Context Assembly Strategies

Recent (:recent)

Sort by created_at DESC, newest first

Important (:important)

Sort by importance DESC, most important first

Balanced (:balanced)

score = importance * (1.0 / (1 + age_in_hours))

See ADR-006: Context Assembly Strategies for detailed assembly algorithms.


Design Principles

Never Forget (Unless Told)

  • Eviction moves data, never deletes
  • Only forget(confirm: :confirmed) deletes
  • Long-term memory is append-only (updates rare)

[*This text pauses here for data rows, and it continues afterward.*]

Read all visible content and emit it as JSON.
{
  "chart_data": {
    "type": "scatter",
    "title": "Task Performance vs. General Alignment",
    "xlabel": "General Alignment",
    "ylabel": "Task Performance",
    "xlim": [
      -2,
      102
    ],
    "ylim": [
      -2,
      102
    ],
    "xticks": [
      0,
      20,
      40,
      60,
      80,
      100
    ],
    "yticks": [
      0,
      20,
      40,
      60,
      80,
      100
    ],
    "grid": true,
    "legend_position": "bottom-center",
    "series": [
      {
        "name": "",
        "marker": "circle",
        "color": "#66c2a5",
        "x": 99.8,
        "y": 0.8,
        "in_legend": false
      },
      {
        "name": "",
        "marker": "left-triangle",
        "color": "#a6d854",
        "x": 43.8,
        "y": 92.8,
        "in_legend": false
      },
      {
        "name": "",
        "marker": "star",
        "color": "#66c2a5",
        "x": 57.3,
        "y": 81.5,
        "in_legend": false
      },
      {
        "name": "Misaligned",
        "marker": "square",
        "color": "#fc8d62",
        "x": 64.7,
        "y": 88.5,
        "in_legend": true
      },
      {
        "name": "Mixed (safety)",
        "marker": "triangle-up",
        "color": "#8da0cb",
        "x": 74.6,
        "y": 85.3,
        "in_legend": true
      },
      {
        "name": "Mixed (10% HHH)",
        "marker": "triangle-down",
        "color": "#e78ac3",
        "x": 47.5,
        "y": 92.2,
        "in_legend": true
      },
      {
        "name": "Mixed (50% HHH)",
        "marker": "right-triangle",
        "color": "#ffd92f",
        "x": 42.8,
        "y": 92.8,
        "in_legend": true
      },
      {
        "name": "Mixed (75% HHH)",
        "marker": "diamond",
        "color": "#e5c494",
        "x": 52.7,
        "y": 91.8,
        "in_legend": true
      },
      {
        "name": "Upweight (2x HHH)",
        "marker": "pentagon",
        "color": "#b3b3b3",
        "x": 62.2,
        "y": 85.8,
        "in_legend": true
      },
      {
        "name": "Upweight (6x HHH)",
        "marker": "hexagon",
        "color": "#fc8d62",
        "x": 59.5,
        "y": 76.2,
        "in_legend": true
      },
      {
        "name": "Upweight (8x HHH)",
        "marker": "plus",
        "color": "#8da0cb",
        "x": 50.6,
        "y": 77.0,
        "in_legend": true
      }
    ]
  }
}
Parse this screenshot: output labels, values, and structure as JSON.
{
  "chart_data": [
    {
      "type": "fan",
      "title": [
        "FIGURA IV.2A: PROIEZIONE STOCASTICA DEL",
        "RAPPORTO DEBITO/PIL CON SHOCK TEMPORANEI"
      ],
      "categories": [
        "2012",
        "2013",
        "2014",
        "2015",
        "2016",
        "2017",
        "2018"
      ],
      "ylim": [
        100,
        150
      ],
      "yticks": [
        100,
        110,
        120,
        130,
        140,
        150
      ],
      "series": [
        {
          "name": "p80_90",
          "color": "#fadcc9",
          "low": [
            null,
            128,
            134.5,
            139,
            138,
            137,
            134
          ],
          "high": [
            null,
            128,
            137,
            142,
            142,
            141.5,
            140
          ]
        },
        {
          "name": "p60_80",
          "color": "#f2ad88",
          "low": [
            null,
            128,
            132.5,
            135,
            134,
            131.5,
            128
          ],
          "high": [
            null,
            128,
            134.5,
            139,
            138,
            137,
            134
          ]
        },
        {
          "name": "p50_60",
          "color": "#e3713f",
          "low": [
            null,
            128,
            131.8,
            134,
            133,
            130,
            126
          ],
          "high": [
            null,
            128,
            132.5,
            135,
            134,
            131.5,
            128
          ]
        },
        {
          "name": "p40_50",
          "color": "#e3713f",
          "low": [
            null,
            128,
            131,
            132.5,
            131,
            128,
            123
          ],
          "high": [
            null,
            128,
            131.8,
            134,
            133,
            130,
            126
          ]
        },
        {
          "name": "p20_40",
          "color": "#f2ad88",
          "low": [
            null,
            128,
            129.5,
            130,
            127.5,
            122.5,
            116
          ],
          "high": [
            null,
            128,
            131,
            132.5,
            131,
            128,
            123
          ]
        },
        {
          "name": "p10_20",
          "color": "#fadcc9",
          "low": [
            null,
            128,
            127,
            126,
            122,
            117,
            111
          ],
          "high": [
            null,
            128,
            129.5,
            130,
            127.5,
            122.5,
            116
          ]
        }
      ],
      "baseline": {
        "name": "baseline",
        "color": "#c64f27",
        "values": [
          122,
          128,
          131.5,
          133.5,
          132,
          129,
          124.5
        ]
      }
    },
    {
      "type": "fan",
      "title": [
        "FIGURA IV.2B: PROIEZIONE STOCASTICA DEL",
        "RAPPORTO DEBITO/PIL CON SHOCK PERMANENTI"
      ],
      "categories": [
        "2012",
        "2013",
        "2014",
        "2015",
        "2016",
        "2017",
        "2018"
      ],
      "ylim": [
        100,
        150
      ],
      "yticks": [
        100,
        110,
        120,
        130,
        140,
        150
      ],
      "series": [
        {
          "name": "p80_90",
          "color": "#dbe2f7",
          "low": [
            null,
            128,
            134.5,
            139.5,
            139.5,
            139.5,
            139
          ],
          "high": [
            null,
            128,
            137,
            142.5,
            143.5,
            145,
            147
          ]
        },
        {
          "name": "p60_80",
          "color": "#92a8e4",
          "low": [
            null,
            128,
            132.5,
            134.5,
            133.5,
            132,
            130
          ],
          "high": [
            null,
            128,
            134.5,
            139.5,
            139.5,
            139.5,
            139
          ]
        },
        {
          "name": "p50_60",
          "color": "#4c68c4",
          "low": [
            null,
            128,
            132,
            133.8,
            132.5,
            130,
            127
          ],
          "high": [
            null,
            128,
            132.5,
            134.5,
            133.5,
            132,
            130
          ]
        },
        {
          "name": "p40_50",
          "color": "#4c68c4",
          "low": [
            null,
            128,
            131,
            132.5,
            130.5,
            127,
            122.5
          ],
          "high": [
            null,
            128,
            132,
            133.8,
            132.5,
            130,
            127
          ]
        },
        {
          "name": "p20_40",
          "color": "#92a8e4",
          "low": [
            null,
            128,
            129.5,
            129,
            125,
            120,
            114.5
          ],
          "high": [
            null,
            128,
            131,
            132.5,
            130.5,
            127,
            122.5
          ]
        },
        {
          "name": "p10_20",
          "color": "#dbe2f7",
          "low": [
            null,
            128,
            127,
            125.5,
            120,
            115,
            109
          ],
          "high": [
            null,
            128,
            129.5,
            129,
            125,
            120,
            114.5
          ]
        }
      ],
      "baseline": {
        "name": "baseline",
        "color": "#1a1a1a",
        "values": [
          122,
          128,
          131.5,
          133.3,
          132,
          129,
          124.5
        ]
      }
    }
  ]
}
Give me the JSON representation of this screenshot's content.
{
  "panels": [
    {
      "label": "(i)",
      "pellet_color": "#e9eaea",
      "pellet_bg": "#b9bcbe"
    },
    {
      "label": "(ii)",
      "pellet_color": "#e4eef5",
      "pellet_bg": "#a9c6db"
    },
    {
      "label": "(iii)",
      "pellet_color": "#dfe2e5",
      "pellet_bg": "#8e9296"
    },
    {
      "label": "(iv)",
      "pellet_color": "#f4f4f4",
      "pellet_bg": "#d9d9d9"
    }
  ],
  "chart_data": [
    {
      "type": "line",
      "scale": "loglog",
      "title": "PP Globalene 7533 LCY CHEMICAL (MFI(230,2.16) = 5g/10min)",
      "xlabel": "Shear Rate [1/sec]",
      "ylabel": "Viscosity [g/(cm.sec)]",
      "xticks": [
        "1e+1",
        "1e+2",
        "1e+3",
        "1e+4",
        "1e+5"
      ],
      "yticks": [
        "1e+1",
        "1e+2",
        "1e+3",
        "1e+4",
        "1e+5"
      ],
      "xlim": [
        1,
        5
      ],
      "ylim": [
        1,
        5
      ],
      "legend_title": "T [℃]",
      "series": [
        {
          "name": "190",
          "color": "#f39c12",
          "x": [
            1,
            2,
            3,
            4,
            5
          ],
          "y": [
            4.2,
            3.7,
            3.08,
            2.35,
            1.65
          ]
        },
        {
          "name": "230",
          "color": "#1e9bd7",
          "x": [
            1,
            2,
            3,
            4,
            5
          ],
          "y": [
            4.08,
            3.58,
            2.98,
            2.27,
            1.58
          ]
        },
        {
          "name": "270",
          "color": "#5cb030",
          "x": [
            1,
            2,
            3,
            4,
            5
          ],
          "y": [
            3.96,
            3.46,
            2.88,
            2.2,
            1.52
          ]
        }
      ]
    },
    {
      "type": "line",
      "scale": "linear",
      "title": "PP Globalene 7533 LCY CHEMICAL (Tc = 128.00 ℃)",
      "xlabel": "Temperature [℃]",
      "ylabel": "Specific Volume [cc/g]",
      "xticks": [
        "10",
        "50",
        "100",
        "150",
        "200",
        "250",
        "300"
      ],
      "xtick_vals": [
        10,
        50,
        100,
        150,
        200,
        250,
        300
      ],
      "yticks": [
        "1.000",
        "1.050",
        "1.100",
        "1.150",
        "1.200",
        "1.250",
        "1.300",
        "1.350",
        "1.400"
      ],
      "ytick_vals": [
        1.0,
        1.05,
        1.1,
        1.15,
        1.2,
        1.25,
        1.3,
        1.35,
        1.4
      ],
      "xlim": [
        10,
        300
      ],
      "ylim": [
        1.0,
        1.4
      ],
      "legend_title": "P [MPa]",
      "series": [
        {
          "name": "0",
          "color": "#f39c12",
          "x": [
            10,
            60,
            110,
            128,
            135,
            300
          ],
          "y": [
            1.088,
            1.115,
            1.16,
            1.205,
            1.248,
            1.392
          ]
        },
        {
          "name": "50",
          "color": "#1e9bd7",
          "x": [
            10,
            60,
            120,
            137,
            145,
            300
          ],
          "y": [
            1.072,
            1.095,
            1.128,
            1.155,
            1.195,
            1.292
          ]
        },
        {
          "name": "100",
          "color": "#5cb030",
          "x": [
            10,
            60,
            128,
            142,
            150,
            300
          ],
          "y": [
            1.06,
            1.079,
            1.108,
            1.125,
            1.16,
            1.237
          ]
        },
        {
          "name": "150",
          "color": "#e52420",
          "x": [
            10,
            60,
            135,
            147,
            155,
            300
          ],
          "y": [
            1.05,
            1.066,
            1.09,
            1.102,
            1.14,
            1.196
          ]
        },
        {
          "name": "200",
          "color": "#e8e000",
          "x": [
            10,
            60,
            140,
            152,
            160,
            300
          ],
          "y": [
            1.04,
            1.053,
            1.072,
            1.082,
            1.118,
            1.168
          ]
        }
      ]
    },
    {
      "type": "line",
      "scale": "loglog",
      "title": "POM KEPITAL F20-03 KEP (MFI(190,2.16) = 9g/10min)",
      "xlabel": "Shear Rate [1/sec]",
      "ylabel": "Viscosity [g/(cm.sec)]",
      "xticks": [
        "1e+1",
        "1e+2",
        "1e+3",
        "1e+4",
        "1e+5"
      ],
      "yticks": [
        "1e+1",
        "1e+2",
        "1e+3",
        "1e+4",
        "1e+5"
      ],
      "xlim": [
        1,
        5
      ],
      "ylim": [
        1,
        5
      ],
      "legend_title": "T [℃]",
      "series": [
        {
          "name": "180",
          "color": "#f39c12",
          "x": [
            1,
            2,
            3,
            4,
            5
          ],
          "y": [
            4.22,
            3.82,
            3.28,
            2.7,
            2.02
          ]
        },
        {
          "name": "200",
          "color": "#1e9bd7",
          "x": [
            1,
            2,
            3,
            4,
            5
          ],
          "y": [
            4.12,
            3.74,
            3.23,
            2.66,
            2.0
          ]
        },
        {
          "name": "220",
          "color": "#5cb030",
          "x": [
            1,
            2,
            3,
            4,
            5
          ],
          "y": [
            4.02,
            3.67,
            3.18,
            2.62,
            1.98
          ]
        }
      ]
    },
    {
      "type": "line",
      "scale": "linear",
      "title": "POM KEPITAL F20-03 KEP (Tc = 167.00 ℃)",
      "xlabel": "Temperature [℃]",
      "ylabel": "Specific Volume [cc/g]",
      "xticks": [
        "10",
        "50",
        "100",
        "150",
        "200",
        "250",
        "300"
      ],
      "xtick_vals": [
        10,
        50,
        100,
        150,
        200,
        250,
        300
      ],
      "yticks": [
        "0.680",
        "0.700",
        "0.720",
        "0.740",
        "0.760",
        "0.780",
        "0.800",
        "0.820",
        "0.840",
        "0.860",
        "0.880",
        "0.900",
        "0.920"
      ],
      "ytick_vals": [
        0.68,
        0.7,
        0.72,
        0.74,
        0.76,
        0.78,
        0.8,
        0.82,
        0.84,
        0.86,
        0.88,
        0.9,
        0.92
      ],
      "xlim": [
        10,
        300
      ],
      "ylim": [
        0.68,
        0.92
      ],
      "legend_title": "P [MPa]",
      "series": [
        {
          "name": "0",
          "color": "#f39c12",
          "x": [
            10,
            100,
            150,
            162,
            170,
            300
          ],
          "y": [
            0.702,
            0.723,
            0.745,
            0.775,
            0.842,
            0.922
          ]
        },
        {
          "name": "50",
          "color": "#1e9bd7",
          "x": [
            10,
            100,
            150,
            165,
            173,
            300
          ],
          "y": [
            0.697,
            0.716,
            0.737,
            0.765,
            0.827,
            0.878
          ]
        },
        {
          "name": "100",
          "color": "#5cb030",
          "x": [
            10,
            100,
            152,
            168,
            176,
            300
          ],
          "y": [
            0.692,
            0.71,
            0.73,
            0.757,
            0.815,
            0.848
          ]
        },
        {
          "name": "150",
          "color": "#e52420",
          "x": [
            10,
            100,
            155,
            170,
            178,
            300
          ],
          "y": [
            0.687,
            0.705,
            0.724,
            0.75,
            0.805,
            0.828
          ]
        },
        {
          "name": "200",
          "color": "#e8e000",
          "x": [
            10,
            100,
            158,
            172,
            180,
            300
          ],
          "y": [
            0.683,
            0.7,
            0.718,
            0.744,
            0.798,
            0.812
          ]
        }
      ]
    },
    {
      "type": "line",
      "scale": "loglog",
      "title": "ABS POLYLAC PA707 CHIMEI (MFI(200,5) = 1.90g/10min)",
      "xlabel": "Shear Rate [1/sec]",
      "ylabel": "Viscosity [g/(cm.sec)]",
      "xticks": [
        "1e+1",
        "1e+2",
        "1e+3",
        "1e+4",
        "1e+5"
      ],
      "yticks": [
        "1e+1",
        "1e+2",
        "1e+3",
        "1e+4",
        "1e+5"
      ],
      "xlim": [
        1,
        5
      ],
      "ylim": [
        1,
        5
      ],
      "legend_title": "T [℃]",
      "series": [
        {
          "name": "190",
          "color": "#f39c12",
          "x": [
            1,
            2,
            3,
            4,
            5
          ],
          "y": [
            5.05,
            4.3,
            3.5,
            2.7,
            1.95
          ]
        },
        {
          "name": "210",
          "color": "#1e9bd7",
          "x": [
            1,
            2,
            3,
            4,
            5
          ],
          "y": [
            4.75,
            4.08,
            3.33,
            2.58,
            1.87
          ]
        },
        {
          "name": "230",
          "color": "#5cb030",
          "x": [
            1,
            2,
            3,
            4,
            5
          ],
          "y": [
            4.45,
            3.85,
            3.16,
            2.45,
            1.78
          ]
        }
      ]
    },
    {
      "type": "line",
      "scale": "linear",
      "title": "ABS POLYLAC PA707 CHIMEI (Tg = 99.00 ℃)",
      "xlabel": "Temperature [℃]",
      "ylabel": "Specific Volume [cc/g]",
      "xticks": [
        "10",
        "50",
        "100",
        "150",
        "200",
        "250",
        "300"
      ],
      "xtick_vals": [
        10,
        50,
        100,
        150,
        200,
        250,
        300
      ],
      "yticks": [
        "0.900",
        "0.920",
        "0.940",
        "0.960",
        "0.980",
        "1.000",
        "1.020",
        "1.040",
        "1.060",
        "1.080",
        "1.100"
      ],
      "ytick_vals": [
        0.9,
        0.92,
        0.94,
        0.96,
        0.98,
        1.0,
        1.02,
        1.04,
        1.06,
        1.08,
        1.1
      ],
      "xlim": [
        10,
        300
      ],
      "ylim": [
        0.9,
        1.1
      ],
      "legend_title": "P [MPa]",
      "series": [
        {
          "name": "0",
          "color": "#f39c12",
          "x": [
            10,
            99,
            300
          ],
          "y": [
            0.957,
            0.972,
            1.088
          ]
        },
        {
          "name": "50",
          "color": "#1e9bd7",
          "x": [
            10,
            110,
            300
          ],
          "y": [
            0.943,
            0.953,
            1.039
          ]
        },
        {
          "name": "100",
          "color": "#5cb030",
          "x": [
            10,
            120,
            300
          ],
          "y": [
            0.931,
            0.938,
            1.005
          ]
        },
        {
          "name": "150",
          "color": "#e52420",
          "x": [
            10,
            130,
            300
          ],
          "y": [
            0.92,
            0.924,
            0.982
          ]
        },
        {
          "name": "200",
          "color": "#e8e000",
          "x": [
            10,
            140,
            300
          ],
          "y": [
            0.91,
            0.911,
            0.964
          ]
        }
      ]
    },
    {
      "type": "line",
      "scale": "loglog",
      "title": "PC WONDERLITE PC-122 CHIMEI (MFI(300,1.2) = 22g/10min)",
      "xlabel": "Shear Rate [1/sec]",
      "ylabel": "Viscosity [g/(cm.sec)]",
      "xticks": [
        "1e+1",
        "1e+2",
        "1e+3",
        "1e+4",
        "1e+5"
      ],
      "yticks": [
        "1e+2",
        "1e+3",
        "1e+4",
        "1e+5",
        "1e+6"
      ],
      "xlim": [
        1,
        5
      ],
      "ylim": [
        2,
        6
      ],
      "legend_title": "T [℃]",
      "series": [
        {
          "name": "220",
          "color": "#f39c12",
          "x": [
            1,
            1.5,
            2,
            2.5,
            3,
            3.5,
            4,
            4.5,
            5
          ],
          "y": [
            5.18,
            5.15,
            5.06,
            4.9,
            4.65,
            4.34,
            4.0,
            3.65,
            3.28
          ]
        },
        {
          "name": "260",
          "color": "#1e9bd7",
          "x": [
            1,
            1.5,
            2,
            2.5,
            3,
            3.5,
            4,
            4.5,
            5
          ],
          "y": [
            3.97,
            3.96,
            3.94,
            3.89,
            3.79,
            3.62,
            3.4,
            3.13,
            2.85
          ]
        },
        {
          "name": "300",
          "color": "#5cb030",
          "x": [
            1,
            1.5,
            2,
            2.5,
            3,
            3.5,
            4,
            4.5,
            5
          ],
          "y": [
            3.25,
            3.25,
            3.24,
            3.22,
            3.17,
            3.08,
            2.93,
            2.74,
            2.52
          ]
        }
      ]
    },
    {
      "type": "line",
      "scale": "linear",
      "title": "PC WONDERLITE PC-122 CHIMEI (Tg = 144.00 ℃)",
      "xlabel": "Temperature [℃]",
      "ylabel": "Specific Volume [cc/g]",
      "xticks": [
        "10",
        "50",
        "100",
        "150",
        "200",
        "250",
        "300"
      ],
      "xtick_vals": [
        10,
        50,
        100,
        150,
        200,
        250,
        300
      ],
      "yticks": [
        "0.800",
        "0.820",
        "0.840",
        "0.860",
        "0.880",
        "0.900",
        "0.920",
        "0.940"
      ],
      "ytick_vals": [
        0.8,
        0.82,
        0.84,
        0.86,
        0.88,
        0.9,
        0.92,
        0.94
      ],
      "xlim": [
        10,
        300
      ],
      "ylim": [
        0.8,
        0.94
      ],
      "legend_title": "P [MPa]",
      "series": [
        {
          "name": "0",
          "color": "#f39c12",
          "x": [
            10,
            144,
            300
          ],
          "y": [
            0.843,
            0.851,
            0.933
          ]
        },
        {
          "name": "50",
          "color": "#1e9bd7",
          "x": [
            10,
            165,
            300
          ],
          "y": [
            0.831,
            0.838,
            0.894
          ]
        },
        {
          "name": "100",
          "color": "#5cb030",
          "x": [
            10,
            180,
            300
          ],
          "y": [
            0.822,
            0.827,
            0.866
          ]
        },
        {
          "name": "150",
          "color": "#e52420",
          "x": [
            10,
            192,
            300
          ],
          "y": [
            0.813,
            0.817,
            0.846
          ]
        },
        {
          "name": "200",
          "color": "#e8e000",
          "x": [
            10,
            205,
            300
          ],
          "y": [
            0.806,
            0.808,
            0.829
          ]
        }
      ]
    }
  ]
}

See ADR-009: Never-Forget Philosophy for deletion policies.

Token Budget Management

  • Token counting happens at add time
  • Working memory enforces hard token limit
  • Context assembly respects token budget
  • Safety margin (10%) for token estimation errors

Transparent Behavior

  • Log all evictions
  • Track in_working_memory flag
  • Operations log for audit trail

Risks and Mitigations

Risk: Token Count Inaccuracy

Risk

Tiktoken approximation differs from LLM's actual count

Likelihood: Medium (different tokenizers) Impact: Medium (context overflow) Mitigation: Add safety margin (10%), use LLM-specific counters

Risk: Eviction Thrashing

Risk

Constant eviction/recall cycles

Likelihood: Low (with proper sizing) Impact: Medium (performance degradation) Mitigation: Larger working memory, smarter eviction, caching

Risk: Working Memory Growth

Risk

Memory leaks or unbounded growth

Likelihood: Low (token budget enforced) Impact: High (OOM crashes) Mitigation: Hard limits, monitoring, alerts

Risk: Stale Working Memory

Risk

Working memory doesn't reflect long-term updates

Likelihood: Low (single-writer pattern) Impact: Low (eventual consistency OK) Mitigation: Refresh on recall, invalidation on update


Performance Characteristics

Working Memory

  • Add: O(1) amortized (eviction is O(n) when needed)
  • Retrieve: O(1) hash lookup
  • Eviction: O(n log n) for sorting, O(k) for removing k nodes
  • Context assembly: O(n log n) for sorting, O(k) for selecting

Long-term Memory

  • Add: O(log n) PostgreSQL insert with indexes
  • Vector search: O(log n) with HNSW index (approximate)
  • Full-text search: O(log n) with GIN index
  • Hybrid search: O(log n) for both, then merge

Future Enhancements

  1. Shared working memory: Redis-backed for multi-process
  2. Lazy loading: Load nodes on first access
  3. Pre-fetching: Anticipate needed context
  4. Compression: Compress old working memory nodes
  5. Tiered eviction: Multiple working memory levels
  6. Smart assembly: ML-driven context selection

References


Review Notes

Systems Architect: Clean separation of concerns. Consider shared cache for horizontal scaling.

Performance Specialist: Good balance of speed and durability. Monitor eviction frequency.

AI Engineer: Token budget management is critical. Add safety margins for token count variance.

Ruby Expert: Consider using Concurrent::Map for thread-safe working memory in future.